Suivant les utilisations que vous faites de Spot avec des éléments spécifiques
du décor, ce dernier développe de nouvelles compétences lui permettant, par
exemple, de se transformer en ver incandescent. Pratique, lorsqu'on n'a pas de briquet
à amadou sur soi. Les cinq distinctes et complémentaires mutations à débloquer tout
au long de l'exploration et à utiliser à différents moments de l'intrigue (de
manière plus ou moins tirée par les cheveux) trouveront leur apothéose dans
l'introduction du dernier des chapitres. Un petit plus sympathique qui n'est
pas sans rappeler le Crow d'April
Ryan et autres héros secondaires animaliers.
Dans l'ensemble, les challenges proposés par Les Chroniques de Sadwick restent accessibles à tous.

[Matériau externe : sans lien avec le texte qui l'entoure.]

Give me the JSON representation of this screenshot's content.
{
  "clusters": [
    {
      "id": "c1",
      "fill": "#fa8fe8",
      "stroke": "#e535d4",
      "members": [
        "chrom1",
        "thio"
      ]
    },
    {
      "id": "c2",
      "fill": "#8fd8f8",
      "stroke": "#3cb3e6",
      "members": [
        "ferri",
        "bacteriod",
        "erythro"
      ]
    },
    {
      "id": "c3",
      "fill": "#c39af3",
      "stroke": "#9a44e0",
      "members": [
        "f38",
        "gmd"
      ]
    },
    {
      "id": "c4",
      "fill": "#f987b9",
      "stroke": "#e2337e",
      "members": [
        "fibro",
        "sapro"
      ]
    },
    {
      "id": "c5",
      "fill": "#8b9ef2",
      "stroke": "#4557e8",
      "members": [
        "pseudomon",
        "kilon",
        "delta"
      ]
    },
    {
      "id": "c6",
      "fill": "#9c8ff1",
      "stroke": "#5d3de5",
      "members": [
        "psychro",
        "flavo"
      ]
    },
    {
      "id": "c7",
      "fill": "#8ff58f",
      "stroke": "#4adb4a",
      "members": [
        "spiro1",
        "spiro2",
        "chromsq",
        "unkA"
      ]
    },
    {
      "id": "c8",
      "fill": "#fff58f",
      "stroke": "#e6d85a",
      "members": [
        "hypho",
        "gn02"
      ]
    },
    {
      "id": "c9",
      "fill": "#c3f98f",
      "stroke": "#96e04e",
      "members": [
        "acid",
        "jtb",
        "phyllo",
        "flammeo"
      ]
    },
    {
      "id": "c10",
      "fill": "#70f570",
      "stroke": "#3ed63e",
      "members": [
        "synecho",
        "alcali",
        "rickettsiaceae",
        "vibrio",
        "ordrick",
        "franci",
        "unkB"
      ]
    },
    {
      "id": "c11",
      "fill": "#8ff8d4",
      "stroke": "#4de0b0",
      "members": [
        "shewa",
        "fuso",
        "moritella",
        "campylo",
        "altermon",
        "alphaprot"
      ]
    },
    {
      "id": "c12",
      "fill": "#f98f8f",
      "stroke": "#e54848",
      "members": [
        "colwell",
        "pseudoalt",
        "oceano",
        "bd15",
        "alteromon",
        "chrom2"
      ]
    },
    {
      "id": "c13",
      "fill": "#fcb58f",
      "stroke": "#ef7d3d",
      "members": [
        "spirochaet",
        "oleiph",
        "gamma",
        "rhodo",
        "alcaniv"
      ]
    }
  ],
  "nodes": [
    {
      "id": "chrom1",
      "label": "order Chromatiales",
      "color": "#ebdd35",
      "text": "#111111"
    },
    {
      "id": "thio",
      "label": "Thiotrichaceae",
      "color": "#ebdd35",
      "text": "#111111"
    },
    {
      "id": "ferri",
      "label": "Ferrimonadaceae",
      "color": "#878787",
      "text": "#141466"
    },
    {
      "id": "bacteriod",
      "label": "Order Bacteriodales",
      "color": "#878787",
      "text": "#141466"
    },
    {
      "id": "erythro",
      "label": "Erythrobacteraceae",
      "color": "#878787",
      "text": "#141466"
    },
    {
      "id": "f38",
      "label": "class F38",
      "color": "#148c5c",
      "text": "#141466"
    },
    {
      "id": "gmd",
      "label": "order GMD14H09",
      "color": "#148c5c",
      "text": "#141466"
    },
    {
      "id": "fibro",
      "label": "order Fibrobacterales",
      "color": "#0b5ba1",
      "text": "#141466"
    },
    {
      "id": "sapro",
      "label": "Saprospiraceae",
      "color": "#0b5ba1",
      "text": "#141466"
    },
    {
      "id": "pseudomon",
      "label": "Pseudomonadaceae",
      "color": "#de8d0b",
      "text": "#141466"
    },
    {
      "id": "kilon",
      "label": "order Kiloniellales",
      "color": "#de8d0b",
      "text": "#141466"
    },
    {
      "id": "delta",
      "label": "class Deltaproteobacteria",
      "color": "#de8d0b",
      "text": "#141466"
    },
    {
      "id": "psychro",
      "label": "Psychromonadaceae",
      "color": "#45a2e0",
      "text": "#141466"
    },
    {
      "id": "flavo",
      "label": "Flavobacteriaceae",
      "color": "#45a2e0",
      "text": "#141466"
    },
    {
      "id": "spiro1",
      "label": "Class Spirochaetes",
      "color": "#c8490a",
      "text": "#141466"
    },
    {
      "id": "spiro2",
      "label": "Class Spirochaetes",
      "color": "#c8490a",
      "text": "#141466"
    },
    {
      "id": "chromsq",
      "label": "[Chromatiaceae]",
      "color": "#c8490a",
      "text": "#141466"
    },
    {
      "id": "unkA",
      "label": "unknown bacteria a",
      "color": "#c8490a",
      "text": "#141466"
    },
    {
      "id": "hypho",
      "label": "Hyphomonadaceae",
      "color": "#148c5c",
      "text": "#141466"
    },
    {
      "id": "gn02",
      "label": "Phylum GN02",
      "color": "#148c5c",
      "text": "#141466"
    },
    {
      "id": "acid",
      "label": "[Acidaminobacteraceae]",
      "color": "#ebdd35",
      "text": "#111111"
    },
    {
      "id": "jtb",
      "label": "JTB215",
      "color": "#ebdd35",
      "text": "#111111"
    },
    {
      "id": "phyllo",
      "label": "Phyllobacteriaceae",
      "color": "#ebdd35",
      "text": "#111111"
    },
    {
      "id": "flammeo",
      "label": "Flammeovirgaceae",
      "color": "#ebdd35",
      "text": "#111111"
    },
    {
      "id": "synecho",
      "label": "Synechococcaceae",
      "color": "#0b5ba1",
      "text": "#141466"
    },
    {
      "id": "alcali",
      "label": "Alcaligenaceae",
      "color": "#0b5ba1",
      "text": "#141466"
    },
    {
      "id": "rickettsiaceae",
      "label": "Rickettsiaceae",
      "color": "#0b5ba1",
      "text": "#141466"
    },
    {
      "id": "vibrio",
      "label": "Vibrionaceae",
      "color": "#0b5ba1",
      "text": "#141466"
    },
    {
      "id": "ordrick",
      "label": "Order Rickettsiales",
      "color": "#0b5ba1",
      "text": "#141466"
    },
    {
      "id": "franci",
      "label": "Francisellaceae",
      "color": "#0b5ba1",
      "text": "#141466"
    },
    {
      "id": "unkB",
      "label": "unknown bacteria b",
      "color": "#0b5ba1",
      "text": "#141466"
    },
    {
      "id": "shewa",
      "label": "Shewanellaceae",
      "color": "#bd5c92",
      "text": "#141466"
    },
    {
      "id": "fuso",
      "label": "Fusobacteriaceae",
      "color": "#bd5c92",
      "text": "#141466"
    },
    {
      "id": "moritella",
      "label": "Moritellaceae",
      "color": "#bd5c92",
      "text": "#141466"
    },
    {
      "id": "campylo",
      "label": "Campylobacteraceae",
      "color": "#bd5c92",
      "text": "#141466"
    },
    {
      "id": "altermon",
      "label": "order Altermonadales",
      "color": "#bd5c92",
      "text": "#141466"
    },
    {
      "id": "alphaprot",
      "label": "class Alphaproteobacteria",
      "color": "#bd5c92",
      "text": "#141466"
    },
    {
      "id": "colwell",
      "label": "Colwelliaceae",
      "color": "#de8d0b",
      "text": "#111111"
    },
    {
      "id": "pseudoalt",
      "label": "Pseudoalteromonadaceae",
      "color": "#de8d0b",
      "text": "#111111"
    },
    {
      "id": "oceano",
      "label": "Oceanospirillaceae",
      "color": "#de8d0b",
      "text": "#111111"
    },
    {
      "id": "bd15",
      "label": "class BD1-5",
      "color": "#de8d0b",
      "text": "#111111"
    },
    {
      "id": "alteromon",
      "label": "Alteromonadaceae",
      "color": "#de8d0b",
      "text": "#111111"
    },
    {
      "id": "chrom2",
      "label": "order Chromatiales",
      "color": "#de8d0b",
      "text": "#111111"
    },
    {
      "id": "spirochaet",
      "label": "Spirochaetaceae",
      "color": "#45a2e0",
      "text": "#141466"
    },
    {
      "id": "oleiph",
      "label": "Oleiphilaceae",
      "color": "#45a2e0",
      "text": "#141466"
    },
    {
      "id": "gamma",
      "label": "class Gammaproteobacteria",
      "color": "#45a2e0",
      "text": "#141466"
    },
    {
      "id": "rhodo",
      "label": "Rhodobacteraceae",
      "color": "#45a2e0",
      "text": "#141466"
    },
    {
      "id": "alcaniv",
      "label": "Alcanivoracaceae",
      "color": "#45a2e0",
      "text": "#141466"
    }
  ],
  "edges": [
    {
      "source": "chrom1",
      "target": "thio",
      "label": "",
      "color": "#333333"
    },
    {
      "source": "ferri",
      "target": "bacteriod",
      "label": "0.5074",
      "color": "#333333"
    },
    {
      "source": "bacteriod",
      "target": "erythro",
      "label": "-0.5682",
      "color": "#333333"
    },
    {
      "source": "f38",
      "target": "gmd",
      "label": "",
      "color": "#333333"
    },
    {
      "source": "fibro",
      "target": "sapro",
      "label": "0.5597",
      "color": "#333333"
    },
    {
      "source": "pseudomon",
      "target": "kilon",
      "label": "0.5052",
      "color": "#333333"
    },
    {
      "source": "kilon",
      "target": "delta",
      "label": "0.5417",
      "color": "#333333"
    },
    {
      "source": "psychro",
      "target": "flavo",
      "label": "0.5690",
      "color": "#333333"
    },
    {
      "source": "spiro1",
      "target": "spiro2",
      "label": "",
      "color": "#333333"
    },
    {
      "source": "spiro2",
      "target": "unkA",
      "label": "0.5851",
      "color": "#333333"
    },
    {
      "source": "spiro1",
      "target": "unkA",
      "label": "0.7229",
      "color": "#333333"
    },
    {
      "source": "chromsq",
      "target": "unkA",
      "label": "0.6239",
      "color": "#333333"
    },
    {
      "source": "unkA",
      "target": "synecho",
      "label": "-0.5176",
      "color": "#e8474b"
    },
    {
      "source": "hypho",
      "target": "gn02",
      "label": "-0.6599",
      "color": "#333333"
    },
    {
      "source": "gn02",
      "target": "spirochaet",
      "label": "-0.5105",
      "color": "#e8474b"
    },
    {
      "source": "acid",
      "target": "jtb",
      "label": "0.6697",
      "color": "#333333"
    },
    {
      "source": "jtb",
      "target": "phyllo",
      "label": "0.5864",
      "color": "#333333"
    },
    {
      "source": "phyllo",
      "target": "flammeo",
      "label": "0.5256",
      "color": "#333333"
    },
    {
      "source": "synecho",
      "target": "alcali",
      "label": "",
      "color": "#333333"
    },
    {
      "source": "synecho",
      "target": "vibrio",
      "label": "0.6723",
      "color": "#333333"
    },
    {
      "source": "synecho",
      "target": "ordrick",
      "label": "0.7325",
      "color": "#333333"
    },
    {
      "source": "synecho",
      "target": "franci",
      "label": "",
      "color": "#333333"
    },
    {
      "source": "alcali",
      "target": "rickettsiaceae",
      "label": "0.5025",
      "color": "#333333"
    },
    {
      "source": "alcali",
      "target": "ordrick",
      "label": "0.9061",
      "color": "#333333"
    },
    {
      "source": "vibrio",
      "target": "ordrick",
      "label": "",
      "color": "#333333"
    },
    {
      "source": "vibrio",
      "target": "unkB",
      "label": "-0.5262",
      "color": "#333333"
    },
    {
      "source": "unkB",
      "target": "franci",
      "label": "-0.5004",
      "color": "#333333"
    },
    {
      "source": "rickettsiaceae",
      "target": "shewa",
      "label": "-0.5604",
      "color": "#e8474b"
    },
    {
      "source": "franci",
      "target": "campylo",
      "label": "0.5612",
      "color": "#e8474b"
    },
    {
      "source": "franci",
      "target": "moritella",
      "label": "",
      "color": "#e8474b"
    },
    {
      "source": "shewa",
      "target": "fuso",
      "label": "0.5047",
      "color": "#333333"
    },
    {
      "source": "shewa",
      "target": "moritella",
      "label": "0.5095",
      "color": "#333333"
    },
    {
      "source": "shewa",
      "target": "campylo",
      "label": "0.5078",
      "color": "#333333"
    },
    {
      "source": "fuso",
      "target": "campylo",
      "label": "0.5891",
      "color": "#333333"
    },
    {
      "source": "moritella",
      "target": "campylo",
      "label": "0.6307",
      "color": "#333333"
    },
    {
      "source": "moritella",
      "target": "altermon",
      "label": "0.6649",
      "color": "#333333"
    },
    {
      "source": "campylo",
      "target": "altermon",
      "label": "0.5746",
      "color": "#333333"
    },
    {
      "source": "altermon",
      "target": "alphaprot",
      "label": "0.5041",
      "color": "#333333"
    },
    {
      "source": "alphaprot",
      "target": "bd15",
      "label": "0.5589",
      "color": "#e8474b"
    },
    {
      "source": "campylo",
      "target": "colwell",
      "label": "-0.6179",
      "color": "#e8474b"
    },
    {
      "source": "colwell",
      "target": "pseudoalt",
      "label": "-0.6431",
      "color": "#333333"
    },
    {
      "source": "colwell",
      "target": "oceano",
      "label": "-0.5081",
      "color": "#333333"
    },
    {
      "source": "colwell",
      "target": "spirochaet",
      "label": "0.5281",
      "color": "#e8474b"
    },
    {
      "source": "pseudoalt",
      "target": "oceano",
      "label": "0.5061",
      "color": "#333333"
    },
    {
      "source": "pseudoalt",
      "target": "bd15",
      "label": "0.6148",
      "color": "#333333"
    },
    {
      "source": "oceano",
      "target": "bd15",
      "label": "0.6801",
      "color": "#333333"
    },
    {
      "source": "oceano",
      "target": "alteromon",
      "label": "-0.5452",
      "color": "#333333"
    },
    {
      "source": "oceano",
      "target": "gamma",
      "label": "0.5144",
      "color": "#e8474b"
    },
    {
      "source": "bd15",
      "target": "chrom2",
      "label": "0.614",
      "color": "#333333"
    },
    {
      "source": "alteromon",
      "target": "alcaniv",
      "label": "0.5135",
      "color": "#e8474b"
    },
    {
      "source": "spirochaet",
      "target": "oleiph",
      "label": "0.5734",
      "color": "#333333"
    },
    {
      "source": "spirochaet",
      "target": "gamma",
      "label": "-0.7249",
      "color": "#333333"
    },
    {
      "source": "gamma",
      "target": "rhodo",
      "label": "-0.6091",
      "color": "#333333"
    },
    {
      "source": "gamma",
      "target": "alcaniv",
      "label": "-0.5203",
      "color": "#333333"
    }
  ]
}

D'autant que pour les moins observateurs ou les plus impatients, un coup sur la barre d'espace révèle les zones scriptées. Gare toutefois à tout ce qui touche à l'astronomie fantaisiste et aux crises de nerfs associées. Autrement, entre dix et quinze heures devraient suffire pour boucler cette histoire entraînante et dotée d'un véritable petit suspense.... même si noyée sous un peu trop de blabla. Evidemment, et au-delà des défauts du soft, ces chroniques forment une expérience plaisante qui pourrait bien ouvrir les portes de la reconnaissance aux développeurs allemands Daedalic Entertainment, sur le feu de A New Beginning et de Deponia, deux réalisations prometteuses en ligne de mire.